Foto: APA/Ralf Hirschberger

"Ich stecke in der Wechseljahre-Falle", klagt eine Userin in einem Forum zum Thema Klimakterium. "Seit zwei Jahren nehme ich kontinuierlich zu, vor allem am Bauch." Zahlreiche Studien bestätigen ihr Problem. In den Jahren rund um die Menopause legen viele Frauen an Gewicht zu. Und während Reithosen und Hüftspeck schrumpfen, wird das "Stammfett" immer mehr. 

Hat Frau mit zunehmendem Alter einfach mehr Appetit oder ist eine Gewichtszunahme in den Wechseljahren so oder so unausweichlich? 

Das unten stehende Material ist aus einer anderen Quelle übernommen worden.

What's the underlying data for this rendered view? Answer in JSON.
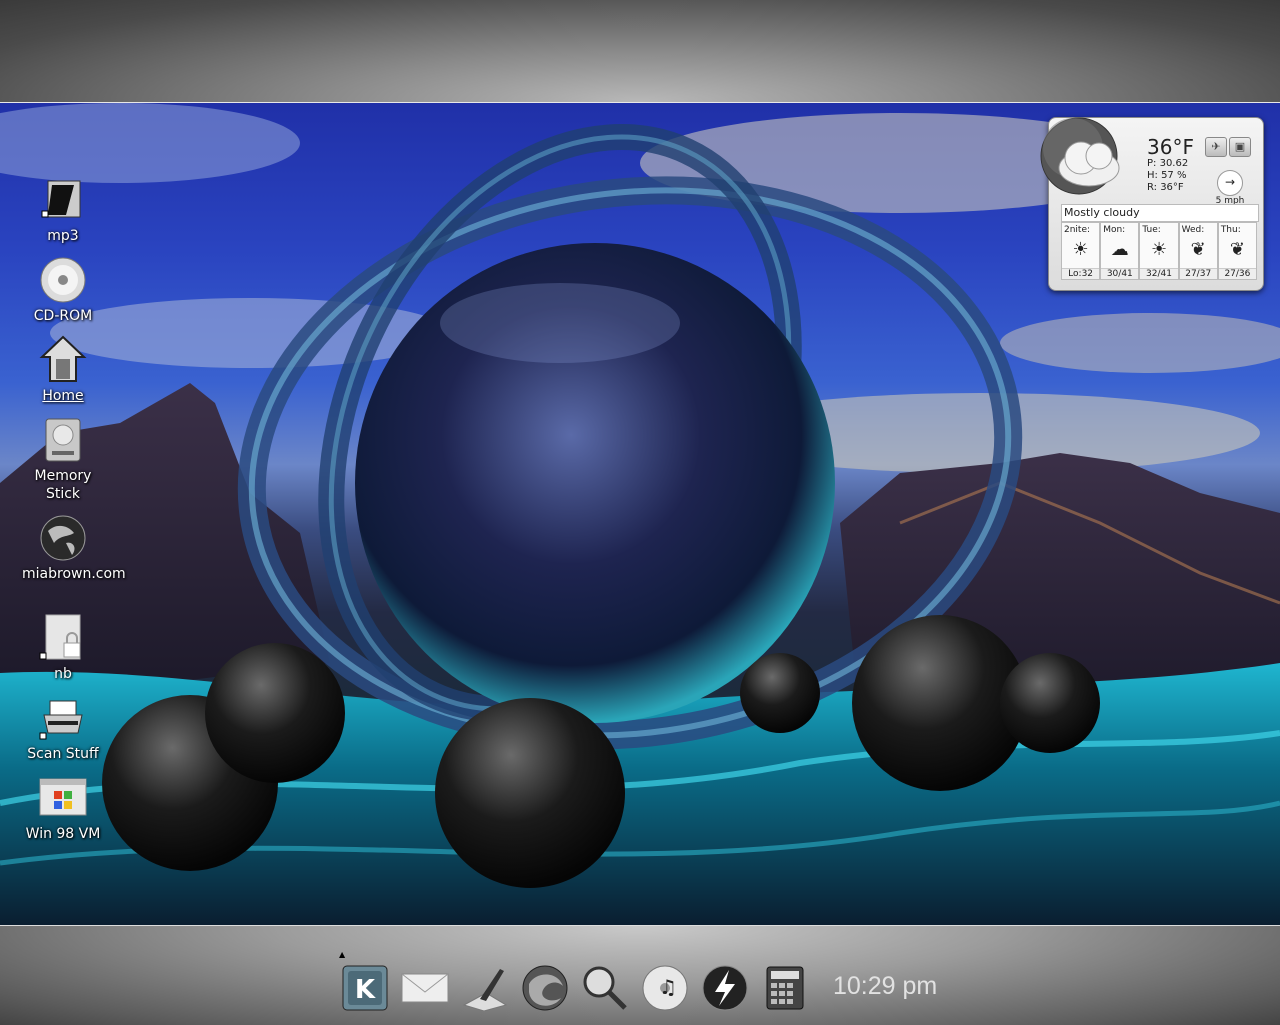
{
  "desktop": {
    "icons": [
      {
        "label": "mp3",
        "icon": "music-folder-icon"
      },
      {
        "label": "CD-ROM",
        "icon": "cd-rom-icon"
      },
      {
        "label": "Home",
        "icon": "home-icon"
      },
      {
        "label": "Memory Stick",
        "icon": "memory-stick-icon"
      },
      {
        "label": "miabrown.com",
        "icon": "globe-icon"
      },
      {
        "label": "nb",
        "icon": "locked-file-icon"
      },
      {
        "label": "Scan Stuff",
        "icon": "scanner-icon"
      },
      {
        "label": "Win 98 VM",
        "icon": "windows-vm-icon"
      }
    ]
  },
  "weather": {
    "temperature": "36°F",
    "pressure": "P:  30.62",
    "humidity": "H:  57 %",
    "realfeel": "R:  36°F",
    "wind": "5 mph",
    "condition": "Mostly cloudy",
    "forecast": [
      {
        "day": "2nite:",
        "temps": "Lo:32",
        "icon": "partly-cloudy-night-icon"
      },
      {
        "day": "Mon:",
        "temps": "30/41",
        "icon": "storm-icon"
      },
      {
        "day": "Tue:",
        "temps": "32/41",
        "icon": "partly-sunny-icon"
      },
      {
        "day": "Wed:",
        "temps": "27/37",
        "icon": "windy-icon"
      },
      {
        "day": "Thu:",
        "temps": "27/36",
        "icon": "windy-icon"
      }
    ]
  },
  "taskbar": {
    "items": [
      {
        "name": "kde-menu-button",
        "icon": "kde-k-icon"
      },
      {
        "name": "mail-button",
        "icon": "envelope-icon"
      },
      {
        "name": "editor-button",
        "icon": "brush-icon"
      },
      {
        "name": "browser-button",
        "icon": "firefox-icon"
      },
      {
        "name": "search-button",
        "icon": "magnifier-icon"
      },
      {
        "name": "music-button",
        "icon": "music-cd-icon"
      },
      {
        "name": "quick-launch-button",
        "icon": "lightning-icon"
      },
      {
        "name": "calculator-button",
        "icon": "calculator-icon"
      }
    ],
    "clock": "10:29 pm"
  },
  "colors": {
    "sky": "#2a44c0",
    "water": "#0d7f95",
    "panel": "#9c9c9c"
  }
}
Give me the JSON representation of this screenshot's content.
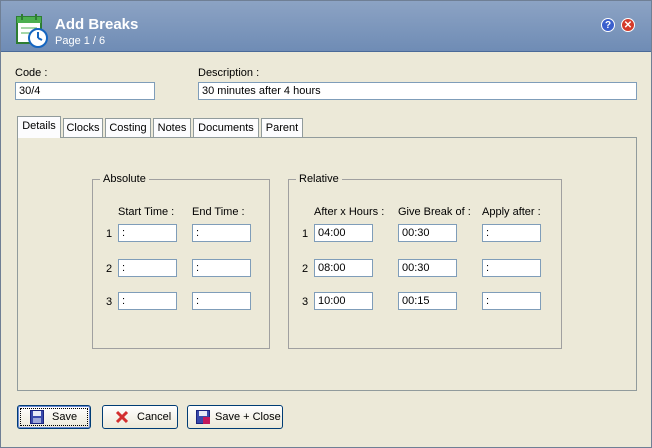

Franz Fischl, Gynäkologe und Hormonspezialist in Wien, führt dieses Plus an Kilos zum Teil auf falsche Essgewohnheiten und Bewegungsmangel zurück. "Heute werden Hauptmahlzeiten, bedingt durch berufliche Situationen, häufig am Abend konsumiert", so Fischl, der ein Befürworter des Dinner Cancelling ist. Der gelegentliche Verzicht auf die abendliche Mahlzeit zahlt sich angeblich aus, führt er doch auch zur Neubildung der Wachstumshormone. Diese aktivieren die Lipolyse, bauen also Fett ab.

Sinkender Grundumsatz

"Ich trainiere seit zwei Jahren dreimal pro Woche im Fitnesscenter und habe meine Ernährung umgestellt. Gebracht hat es nichts", so eine andere Posterin. Sie ist mit dieser Erfahrung nicht allein. Und man darf den Frauen durchaus Glauben schenken, denn Ernährungsverhalten und Bewegung sind nicht die alleinigen Gründe, warum das Körpergewicht in den Wechseljahren kontinuierlich nach oben geht. 

Mit fortschreitendem Alter kommt es zu einem Abbau an Muskelmasse - der Grundumsatz sinkt. Je älter der Mensch, desto geringer ist demnach sein Energiebedarf. "Ich esse nicht mehr als vorher, und nehme trotzdem zu", gehört zum natürlichen Alterungsprozess und lässt sich allenfalls mit Krafttraining etwas hinauszögern. 

Das bestätigt auch Fischl. Er hegt aber seine Zweifel, was die Essensangaben der Frauen in den Foren angeht: "Frauen berichten, dass sie wenig oder fast nichts essen und wenn man die Gewohnheiten jedoch genauer hinterfragt, dann finden sich oft viele kleine Zwischenmahlzeiten oder auch Getränke". Den Kampf gegen die neugewonnenen Kilos hält er jedenfalls nicht für sinnlos. "Abdominales Fett nimmt bedingt durch üppige Ernährung und Bewegungsmangel gerade in unseren Breiten zu, aber durch Änderung der Essgewohnheiten und Sport kann man es wieder loswerden", so Fischl.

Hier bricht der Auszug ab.